Bolivian President Evo Morales, a close ally of Chavez who visited Venezuela late last month and made an unsuccessful attempt to visit him in hospital, also offered an insight on the situation.
Speaking to reporters in Cochabamba, Bolivia, Morales indicated that the Venezuelan president’s condition was unstable and prone to sudden changes.
“According to his doctors and family members, there are moments when he is feeling well and strong, but quickly problems appear and he suffers something like a relapse,” Morales said.
The Venezuelan leader has not been seen in public in almost three months. Only four pictures were released on Feb. 15 showing him smiling from his Havana hospital bed with his two daughters.
About 50 university students have spent every night this week chained to each other in the middle of a Caracas street, demanding that the government “tell the truth.”

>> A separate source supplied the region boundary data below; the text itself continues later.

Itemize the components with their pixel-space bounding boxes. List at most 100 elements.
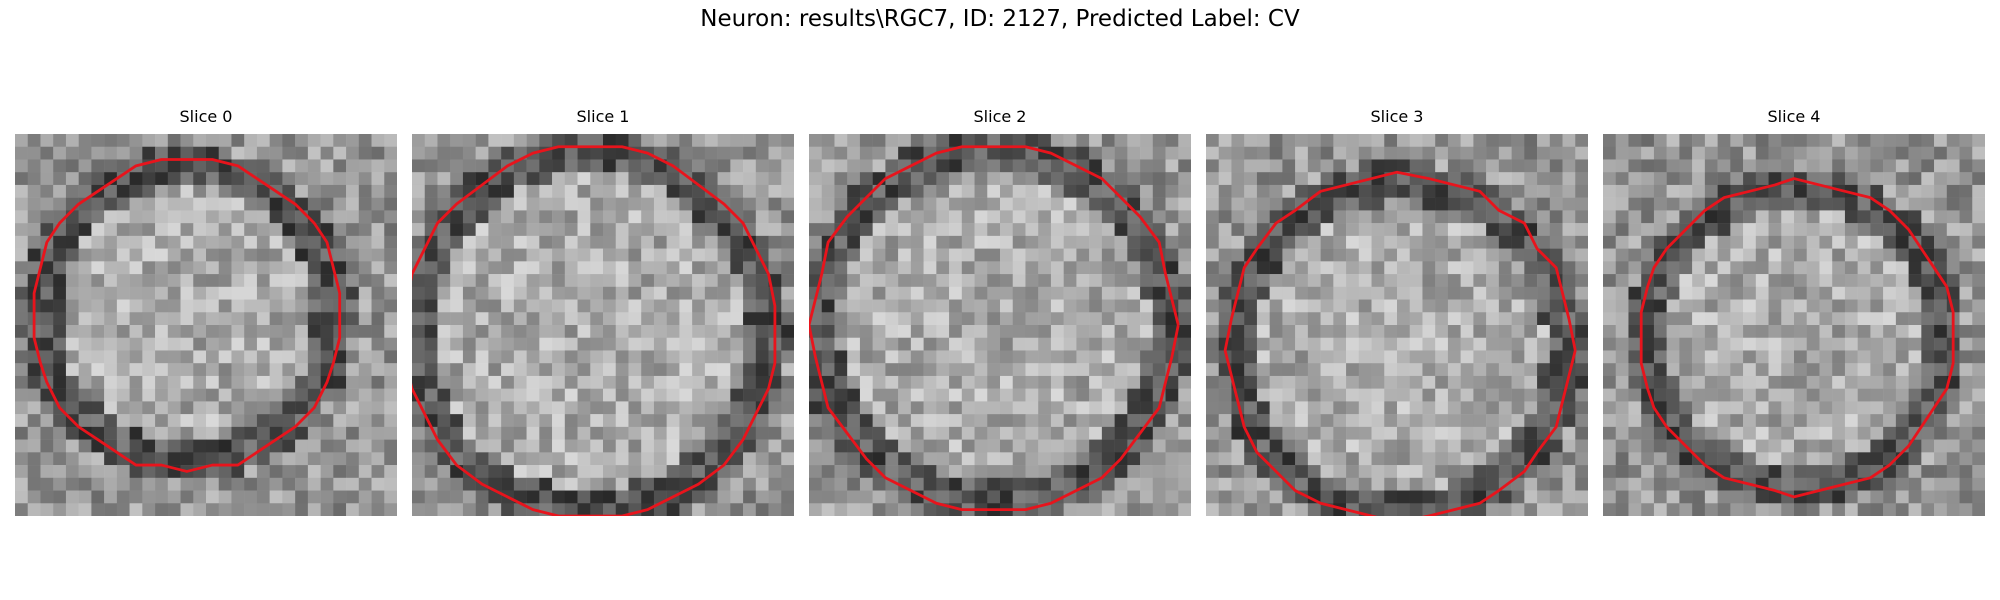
image-pixel (1165, 159, 1179, 173)
image-pixel (1895, 325, 1909, 338)
image-pixel (768, 490, 782, 504)
image-pixel (193, 490, 207, 504)
image-pixel (885, 452, 899, 466)
image-pixel (923, 426, 937, 440)
image-pixel (346, 325, 360, 338)
image-pixel (1921, 375, 1935, 389)
image-pixel (1946, 503, 1960, 516)
image-pixel (1320, 477, 1334, 491)
image-pixel (1959, 452, 1973, 466)
image-pixel (834, 312, 848, 326)
image-pixel (1384, 159, 1398, 173)
image-pixel (1282, 312, 1296, 326)
image-pixel (1206, 426, 1219, 440)
image-pixel (885, 490, 899, 504)
image-pixel (781, 172, 794, 186)
image-pixel (1089, 375, 1103, 389)
image-pixel (1397, 299, 1410, 313)
image-pixel (755, 465, 769, 479)
image-pixel (1409, 197, 1423, 211)
image-pixel (1946, 210, 1960, 224)
image-pixel (641, 388, 655, 402)
image-pixel (462, 325, 476, 338)
image-pixel (1959, 350, 1973, 364)
image-pixel (15, 426, 28, 440)
image-pixel (717, 235, 731, 249)
image-pixel (142, 388, 156, 402)
image-pixel (1076, 274, 1090, 288)
image-pixel (15, 503, 28, 516)
image-pixel (859, 299, 873, 313)
image-pixel (1768, 337, 1782, 351)
image-pixel (859, 439, 873, 453)
image-pixel (1870, 490, 1884, 504)
image-pixel (142, 350, 156, 364)
image-pixel (384, 363, 397, 377)
image-pixel (1628, 172, 1642, 186)
image-pixel (1653, 172, 1667, 186)
image-pixel (1511, 503, 1525, 516)
image-pixel (1641, 223, 1655, 237)
image-pixel (333, 235, 347, 249)
image-pixel (1244, 375, 1258, 389)
image-pixel (1615, 452, 1629, 466)
image-pixel (1653, 274, 1667, 288)
image-pixel (1537, 350, 1551, 364)
image-pixel (1844, 299, 1858, 313)
image-pixel (1435, 223, 1449, 237)
image-pixel (1755, 465, 1769, 479)
image-pixel (936, 197, 950, 211)
image-pixel (1562, 261, 1576, 275)
image-pixel (1704, 299, 1718, 313)
image-pixel (1959, 172, 1973, 186)
image-pixel (1371, 248, 1385, 262)
image-pixel (358, 261, 372, 275)
image-pixel (1819, 465, 1833, 479)
image-pixel (116, 235, 130, 249)
image-pixel (358, 426, 372, 440)
image-pixel (564, 465, 578, 479)
image-pixel (898, 261, 912, 275)
image-pixel (1358, 477, 1372, 491)
image-pixel (1883, 312, 1897, 326)
image-pixel (1972, 452, 1985, 466)
image-pixel (1537, 299, 1551, 313)
image-pixel (1603, 286, 1616, 300)
image-pixel (412, 197, 425, 211)
image-pixel (450, 146, 464, 160)
image-pixel (1972, 325, 1985, 338)
image-pixel (1473, 172, 1487, 186)
image-pixel (1384, 350, 1398, 364)
image-pixel (1000, 197, 1013, 211)
image-pixel (768, 197, 782, 211)
image-pixel (437, 388, 451, 402)
image-pixel (1101, 414, 1115, 428)
image-pixel (885, 465, 899, 479)
image-pixel (1498, 350, 1512, 364)
image-pixel (1717, 337, 1731, 351)
image-pixel (1615, 375, 1629, 389)
image-pixel (1794, 146, 1807, 160)
image-pixel (15, 490, 28, 504)
image-pixel (295, 490, 309, 504)
image-pixel (282, 503, 296, 516)
image-pixel (1025, 388, 1039, 402)
image-pixel (1615, 325, 1629, 338)
image-pixel (653, 388, 667, 402)
image-pixel (885, 414, 899, 428)
image-pixel (358, 439, 372, 453)
image-pixel (1768, 184, 1782, 198)
image-pixel (1755, 414, 1769, 428)
image-pixel (1012, 337, 1026, 351)
image-pixel (768, 146, 782, 160)
image-pixel (384, 388, 397, 402)
image-pixel (129, 274, 143, 288)
image-pixel (1063, 299, 1077, 313)
image-pixel (193, 426, 207, 440)
image-pixel (1244, 325, 1258, 338)
image-pixel (1269, 274, 1283, 288)
image-pixel (949, 286, 963, 300)
image-pixel (1603, 172, 1616, 186)
image-pixel (346, 184, 360, 198)
image-pixel (1409, 261, 1423, 275)
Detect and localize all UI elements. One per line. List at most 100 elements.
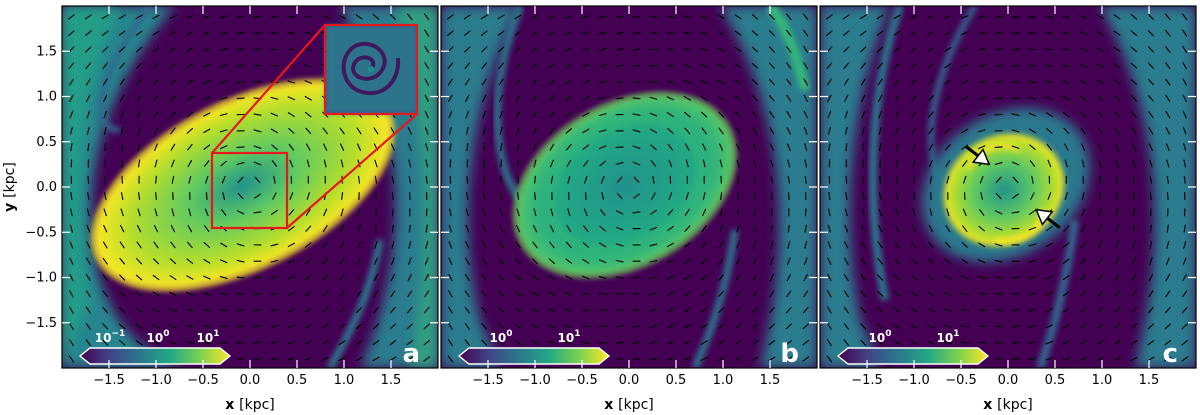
velocity-vector <box>615 31 624 35</box>
velocity-vector <box>802 323 809 330</box>
velocity-vector <box>1011 161 1020 166</box>
velocity-vector <box>893 274 901 281</box>
velocity-vector <box>68 78 74 86</box>
velocity-vector <box>768 62 775 69</box>
velocity-vector <box>566 143 572 151</box>
velocity-vector <box>945 159 951 168</box>
velocity-vector <box>878 126 882 135</box>
velocity-vector <box>1149 175 1153 184</box>
velocity-vector <box>203 128 211 134</box>
velocity-vector <box>843 62 850 69</box>
velocity-vector <box>843 30 850 36</box>
velocity-vector <box>598 292 607 295</box>
velocity-vector <box>702 192 706 201</box>
velocity-vector <box>1028 324 1037 329</box>
velocity-vector <box>548 340 556 345</box>
velocity-vector <box>581 308 590 312</box>
x-tick-label: 0.5 <box>1045 373 1066 388</box>
velocity-vector <box>1165 13 1171 21</box>
velocity-vector <box>171 175 175 184</box>
velocity-vector <box>517 192 520 201</box>
velocity-vector <box>1148 290 1154 298</box>
velocity-vector <box>515 62 521 69</box>
velocity-vector <box>751 46 759 53</box>
velocity-vector <box>69 257 74 265</box>
velocity-vector <box>843 46 850 53</box>
velocity-vector <box>532 78 538 86</box>
velocity-vector <box>1079 323 1087 329</box>
velocity-vector <box>271 209 278 215</box>
velocity-vector <box>910 291 918 297</box>
velocity-vector <box>862 175 865 184</box>
velocity-vector <box>700 79 708 85</box>
velocity-vector <box>632 325 641 328</box>
velocity-vector <box>154 208 158 217</box>
velocity-vector <box>769 111 775 118</box>
velocity-vector <box>804 159 808 168</box>
velocity-vector <box>666 308 675 313</box>
velocity-vector <box>1063 208 1069 216</box>
velocity-vector <box>1096 95 1104 102</box>
velocity-vector <box>910 30 918 36</box>
velocity-vector <box>666 340 675 345</box>
velocity-vector <box>565 291 573 296</box>
annotation-arrow-head <box>1035 208 1054 226</box>
velocity-vector <box>962 208 967 217</box>
velocity-vector <box>515 224 521 233</box>
velocity-vector <box>339 257 345 265</box>
velocity-vector <box>102 62 109 69</box>
velocity-vector <box>702 159 706 168</box>
velocity-vector <box>927 291 935 296</box>
velocity-vector <box>787 159 791 168</box>
velocity-vector <box>946 175 950 184</box>
velocity-vector <box>598 47 607 52</box>
velocity-vector <box>961 128 969 134</box>
panel-c-density-map: 100 101 c <box>820 6 1196 368</box>
velocity-vector <box>946 208 950 217</box>
velocity-vector <box>893 323 901 329</box>
velocity-vector <box>1098 143 1103 151</box>
velocity-vector <box>961 63 969 68</box>
velocity-vector <box>516 208 520 217</box>
velocity-vector <box>893 307 901 313</box>
velocity-vector <box>717 356 725 362</box>
velocity-vector <box>961 47 969 52</box>
velocity-vector <box>1030 192 1035 200</box>
velocity-vector <box>185 324 194 328</box>
velocity-vector <box>69 126 73 135</box>
velocity-vector <box>1166 240 1170 249</box>
velocity-vector <box>1045 32 1054 35</box>
velocity-vector <box>701 111 708 118</box>
velocity-vector <box>497 339 505 346</box>
velocity-vector <box>633 193 640 199</box>
velocity-vector <box>152 340 160 345</box>
velocity-vector <box>515 241 521 249</box>
velocity-vector <box>1130 340 1138 346</box>
velocity-vector <box>424 127 429 135</box>
velocity-vector <box>802 356 810 362</box>
velocity-vector <box>322 225 328 233</box>
velocity-vector <box>270 292 279 296</box>
velocity-vector <box>565 15 573 19</box>
velocity-vector <box>844 110 849 119</box>
velocity-vector <box>736 208 740 217</box>
velocity-vector <box>356 143 362 151</box>
velocity-vector <box>1028 96 1037 100</box>
x-tick-label: 0.5 <box>287 373 308 388</box>
velocity-vector <box>786 94 792 102</box>
velocity-vector <box>565 275 573 280</box>
velocity-vector <box>700 356 708 361</box>
velocity-vector <box>1166 159 1170 168</box>
velocity-vector <box>408 257 412 266</box>
velocity-vector <box>1130 62 1138 69</box>
velocity-vector <box>877 78 883 86</box>
velocity-vector <box>152 324 160 329</box>
velocity-vector <box>482 126 486 135</box>
velocity-vector <box>827 290 832 298</box>
velocity-vector <box>135 323 143 329</box>
velocity-vector <box>306 192 310 200</box>
velocity-vector <box>1064 143 1069 151</box>
velocity-vector <box>1181 306 1188 314</box>
velocity-vector <box>1115 208 1119 217</box>
velocity-vector <box>1096 47 1104 52</box>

Caracas has accused the opposition and “fascist” foreign media of spreading rumors about Chavez to destabilize the nation, which has the world’s largest proven oil reserves.
“We want to see Chavez recover and healthy, and we want him to be in peace, doing the treatment that needs to be done,” Venezuelan Minister of Foreign Affairs Elias Jaua said. “Those who don’t want Chavez to recover are those who use blackmail, criminal pressure, miserable pressure that we will not cede to.”
Maduro has accused opposition leader Henrique Capriles of “conspiring” against Venezuela during trips to the US and Colombia, and warned him not to “violate the rule of law.”
He said Capriles, who lost to Chavez in a presidential election last year, had met with “paramilitaries” in Colombia and was now in the US to meet Roberta Jacobson, the US Department of State’s top official for Latin America.